Het woord "piso" is een zelfstandig naamwoord.
De fonetische transcriptie van "piso" in het Internationaal Fonetisch Alfabet (IPA) is /ˈpiso/.
De vertalingen van het woord "piso" naar het Nederlands zijn: - vloer - verdieping - appartement
In het Spaans betekent "piso" in de meeste contexten een vloer of een verdieping van een gebouw. Het kan ook gebruikt worden om een appartement aan te duiden, vooral in Spanje en sommige Latijns-Amerikaanse landen. Het woord wordt vaak gebruikt in zowel gesproken als geschreven taal, met een hoge frequentie in dagelijkse conversaties over woningen en vastgoed.
Voorbeeldzinnen:
- El piso de mi casa es de madera.
De vloer van mijn huis is van hout.
Binnen de Spaanse taal zijn er enkele idiomatische uitdrukkingen die het woord "piso" bevatten. Hier zijn enkele voorbeelden:
Mis amigos viven en el mismo piso que yo.

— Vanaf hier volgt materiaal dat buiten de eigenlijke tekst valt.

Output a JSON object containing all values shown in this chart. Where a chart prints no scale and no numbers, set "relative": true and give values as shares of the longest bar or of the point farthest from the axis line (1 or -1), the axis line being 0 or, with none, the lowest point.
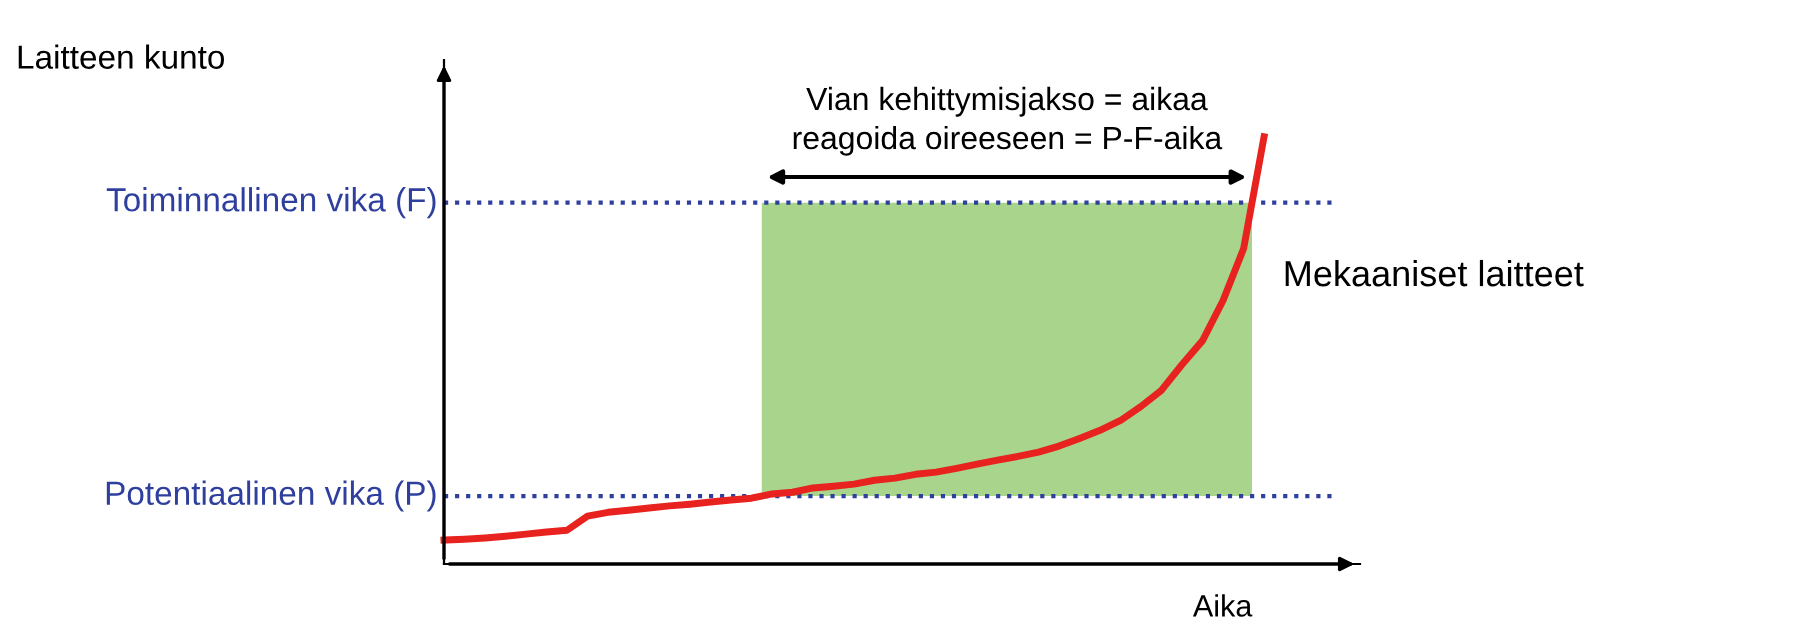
{
  "chart_data": {
    "type": "line",
    "xlabel": "Aika",
    "categories": [
      null,
      null,
      null,
      null,
      null,
      null,
      null,
      null,
      null,
      null,
      null,
      null,
      null,
      null,
      null,
      null,
      null,
      null,
      null,
      null,
      null,
      null,
      null,
      null,
      null,
      null,
      null,
      null,
      null,
      null,
      null,
      null,
      null,
      null,
      null,
      null,
      null,
      null,
      null,
      null,
      null
    ],
    "series": [
      {
        "color": "#e8231f",
        "values": [
          0.056,
          0.058,
          0.061,
          0.065,
          0.07,
          0.075,
          0.079,
          0.112,
          0.121,
          0.126,
          0.131,
          0.136,
          0.14,
          0.145,
          0.15,
          0.154,
          0.164,
          0.168,
          0.178,
          0.182,
          0.187,
          0.196,
          0.201,
          0.21,
          0.215,
          0.224,
          0.234,
          0.243,
          0.252,
          0.262,
          0.276,
          0.294,
          0.313,
          0.336,
          0.369,
          0.407,
          0.467,
          0.523,
          0.617,
          0.738,
          1.0
        ]
      }
    ],
    "relative": true,
    "ref_lines": [
      {
        "axis": "y",
        "value": 0.846,
        "label": "Toiminnallinen vika (F)",
        "color": "#2f3f9e",
        "line_style": "dotted"
      },
      {
        "axis": "y",
        "value": 0.159,
        "label": "Potentiaalinen vika (P)",
        "color": "#2f3f9e",
        "line_style": "dotted"
      }
    ],
    "bands": [
      {
        "axis": "y",
        "from": 0.159,
        "to": 0.846,
        "color": "#a8d48c"
      }
    ],
    "annotations": [
      "Vian kehittymisjakso = aikaa\nreagoida oireeseen = P-F-aika",
      "Mekaaniset laitteet",
      "Laitteen kunto"
    ],
    "marker": "none",
    "line_style": "solid"
  }
}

Mijn vrienden wonen op dezelfde verdieping als ik.
Piso y suelo
Vloer en grond
Het woord "piso" is afgeleid van het Latijnse woord "pissium", dat "vloer" of "verdieping" betekent. Dit duidt op de ontwikkeling van het woord in de context van architectuur en woningbouw door de eeuwen heen.
Synoniemen: - Suelo (grond) - Plant (verdieping)
Antoniemen: - Techo (plafond)
Door de veelzijdigheid van "piso" in verschillende contexten, is het van groot belang in het dagelijks Spaans, vooral in conversaties over wonen en bouwen.